French President Emmanuel Macron leads a list of 14 current or former heads of state who may have been targeted for hacking by clients of NSO. Among potential targets found on a list of 50,000 phone numbers leaked to Amnesty and the Paris-based journalism nonprofit Forbidden Stories include Presidents Cyril Ramaphosa of South Africa and Barham Salih of Iraq. King Mohammed VI of Morocco and three current prime ministers Imran Khan of Pakistan, Mustafa Madbouly of Egypt and Saad Eddine El Othmani of Morocco are also on the list, The Washington Post reported.

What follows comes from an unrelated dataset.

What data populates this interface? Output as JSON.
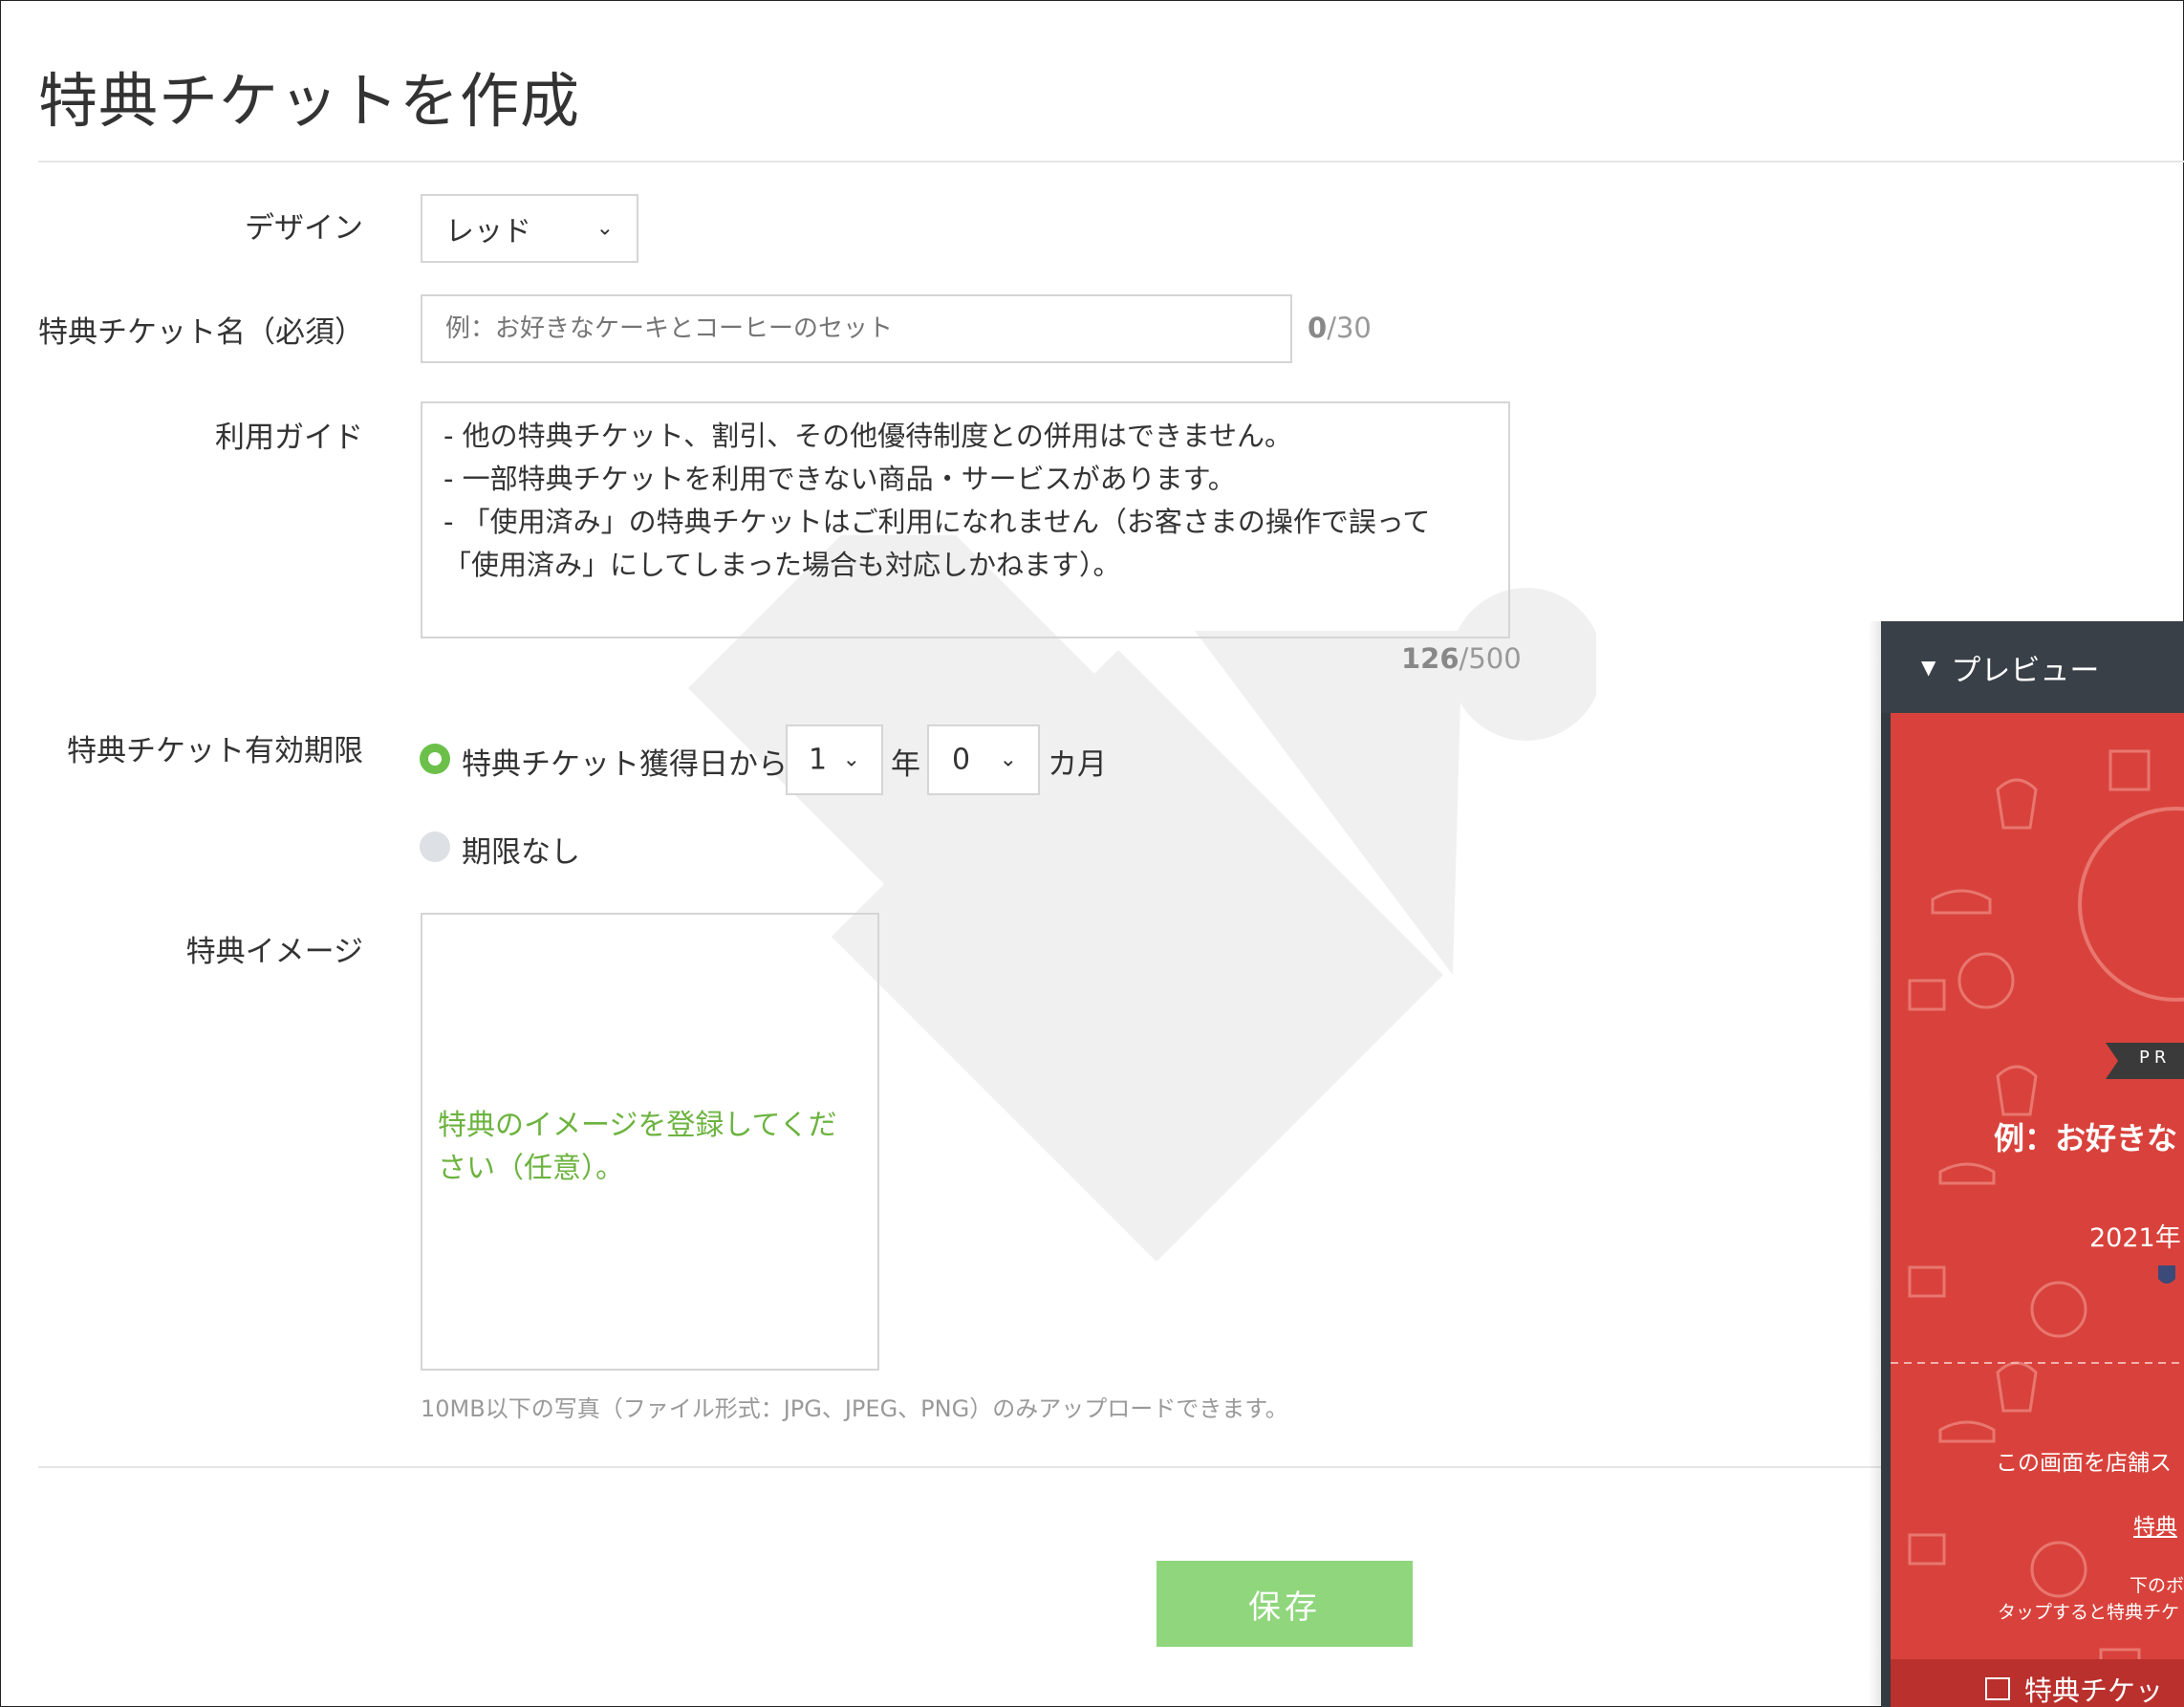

The Post said none of the heads of state would offer their smartphones for forensic testing that might have detected whether they were infected by NSO's military-grade Pegasus spyware. Thirty-seven phones identified in the investigation were either breached or shows signs of attempted infection, it has reported.
The Post and 16 other members of a global media consortium were granted access to the leaked list. Another member, the French daily Le Monde, determined that 15 members of the French government may have been among potential targets with Macron in 2019.
Following first reports by consortium members on Sunday, the Paris prosecutor's office said it was investigating the suspected widespread use of NSO's military-grade Pegasus spyware to target journalists, human rights activists and politicians in multiple countries.